Tuesday, 16 January 2007: 5:00 PM
The water and energy budgets of hurricanes and implications for climate change
214D (Henry B. Gonzalez Convention Center)
To explore the role of hurricanes in the climate system, a detailed analysis is made of the bulk atmospheric moisture and related energy budgets using results based on several simulated storms, in particular, Katrina in August 2005. The simulations are with the Weather and Research Forecasting (WRF) model at 4 km resolution without parameterized convection. It is argued that a fundamental role of tropical cyclones in the climate system is to pump heat out of the tropical summer ocean and disperse it into the atmosphere mainly in the form of latent energy, providing evaporative cooling for the ocean. Surface fluxes of latent energy can exceed 1000 W m-2 in hurricanes. Based on simulations with Katina, empirical relationships are computed between the simulated maximum grid-point wind and the surface fluxes and precipitation averaged over 400 km radius.
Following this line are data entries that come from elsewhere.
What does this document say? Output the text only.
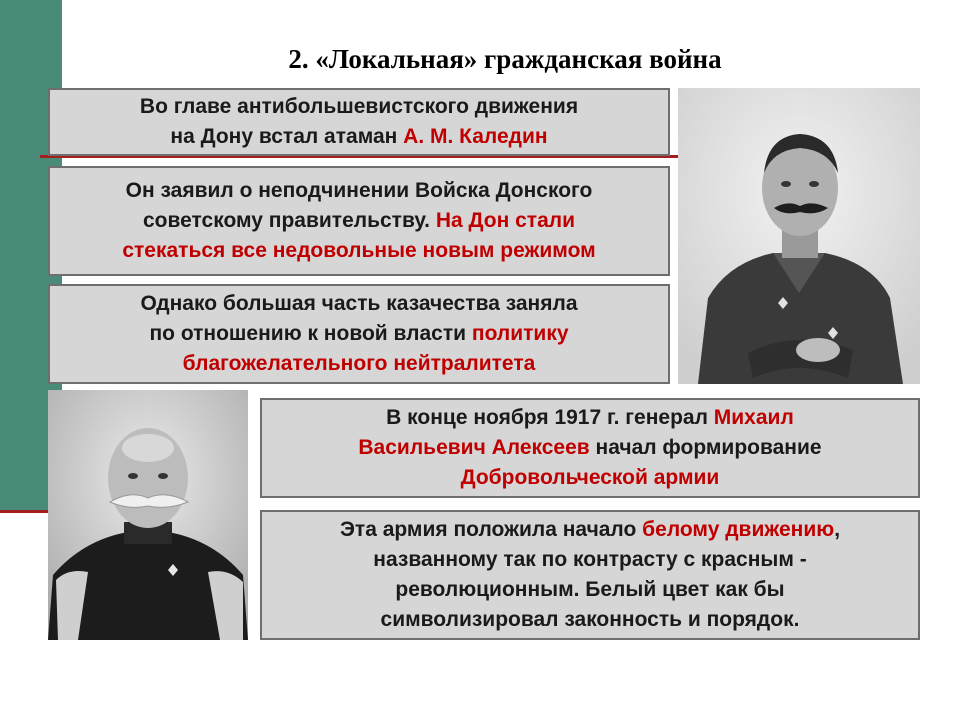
2. «Локальная» гражданская война

Во главе антибольшевистского движения
на Дону встал атаман А. М. Каледин

Он заявил о неподчинении Войска Донского
советскому правительству. На Дон стали
стекаться все недовольные новым режимом

Однако большая часть казачества заняла
по отношению к новой власти политику
благожелательного нейтралитета

В конце ноября 1917 г. генерал Михаил
Васильевич Алексеев начал формирование
Добровольческой армии

Эта армия положила начало белому движению,
названному так по контрасту с красным -
революционным. Белый цвет как бы
символизировал законность и порядок.
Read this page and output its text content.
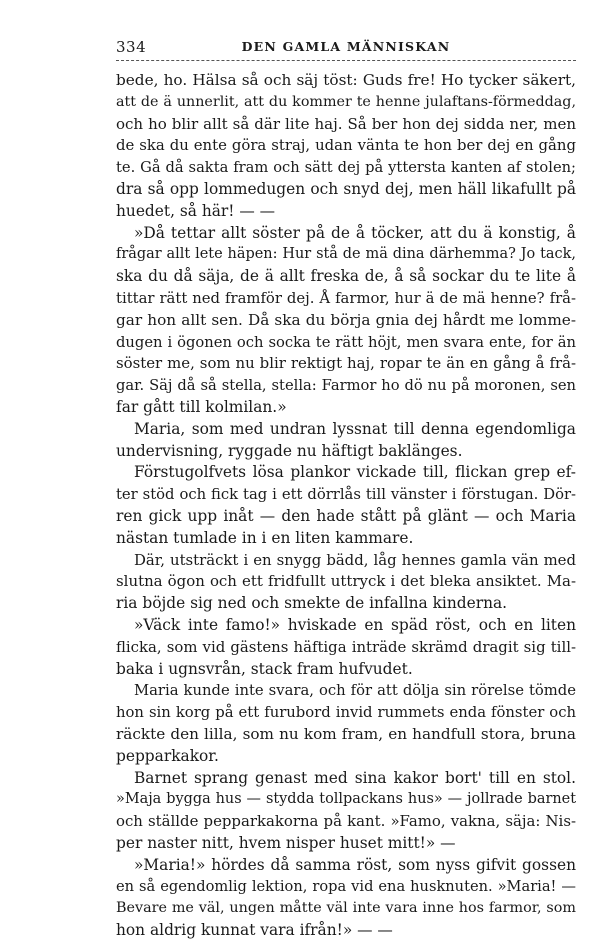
334	DEN GAMLA MÄNNISKAN
bede, ho. Hälsa så och säj töst: Guds fre! Ho tycker säkert,
att de ä unnerlit, att du kommer te henne julaftans-förmeddag,
och ho blir allt så där lite haj. Så ber hon dej sidda ner, men
de ska du ente göra straj, udan vänta te hon ber dej en gång
te. Gå då sakta fram och sätt dej på yttersta kanten af stolen;
dra så opp lommedugen och snyd dej, men häll likafullt på
huedet, så här! — —
»Då tettar allt söster på de å töcker, att du ä konstig, å
frågar allt lete häpen: Hur stå de mä dina därhemma? Jo tack,
ska du då säja, de ä allt freska de, å så sockar du te lite å
tittar rätt ned framför dej. Å farmor, hur ä de mä henne? frå-
gar hon allt sen. Då ska du börja gnia dej hårdt me lomme-
dugen i ögonen och socka te rätt höjt, men svara ente, for än
söster me, som nu blir rektigt haj, ropar te än en gång å frå-
gar. Säj då så stella, stella: Farmor ho dö nu på moronen, sen
far gått till kolmilan.»
Maria, som med undran lyssnat till denna egendomliga
undervisning, ryggade nu häftigt baklänges.
Förstugolfvets lösa plankor vickade till, flickan grep ef-
ter stöd och fick tag i ett dörrlås till vänster i förstugan. Dör-
ren gick upp inåt — den hade stått på glänt — och Maria
nästan tumlade in i en liten kammare.
Där, utsträckt i en snygg bädd, låg hennes gamla vän med
slutna ögon och ett fridfullt uttryck i det bleka ansiktet. Ma-
ria böjde sig ned och smekte de infallna kinderna.
»Väck inte famo!» hviskade en späd röst, och en liten
flicka, som vid gästens häftiga inträde skrämd dragit sig till-
baka i ugnsvrån, stack fram hufvudet.
Maria kunde inte svara, och för att dölja sin rörelse tömde
hon sin korg på ett furubord invid rummets enda fönster och
räckte den lilla, som nu kom fram, en handfull stora, bruna
pepparkakor.
Barnet sprang genast med sina kakor bort' till en stol.
»Maja bygga hus — stydda tollpackans hus» — jollrade barnet
och ställde pepparkakorna på kant. »Famo, vakna, säja: Nis-
per naster nitt, hvem nisper huset mitt!» —
»Maria!» hördes då samma röst, som nyss gifvit gossen
en så egendomlig lektion, ropa vid ena husknuten. »Maria! —
Bevare me väl, ungen måtte väl inte vara inne hos farmor, som
hon aldrig kunnat vara ifrån!» — —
Then by making use of global 6-hourly global “best track” data on frequency of observed hurricanes at various strengths for 1970-2005, which include the maximum wind estimate, along with the empirical data from model runs, the total heat loss by the tropical ocean in hurricanes categories 1 to 5 within 400 km of the center of the storms is estimated to average about 0.531022 J per year (0.17 PW) for 1990 to 2005. The enthalpy loss due to hurricanes computed based on precipitation is about a factor of 3.4 greater than these numbers (0.58 PW), owing to the additional contribution from the surface fluxes outside 400 km radius and moisture convergence into the storms, typically from as far from the eye as 1600 km. Changes over time reflect basin differences and a prominent role for El Niño. Strong positive trends from 1970 to 2005 occur in these inferred surface fluxes and precipitation from hurricanes arising from increases in intensity of storms and also higher SSTs. The implied much heavier rainfalls (1.4% per year increase), escalate risk of flooding over land. This highlights the importance of surface energy exchanges from hurricanes in the global energetics of the climate system and indicates that climate models are markedly deficient by not adequately representing tropical cyclones.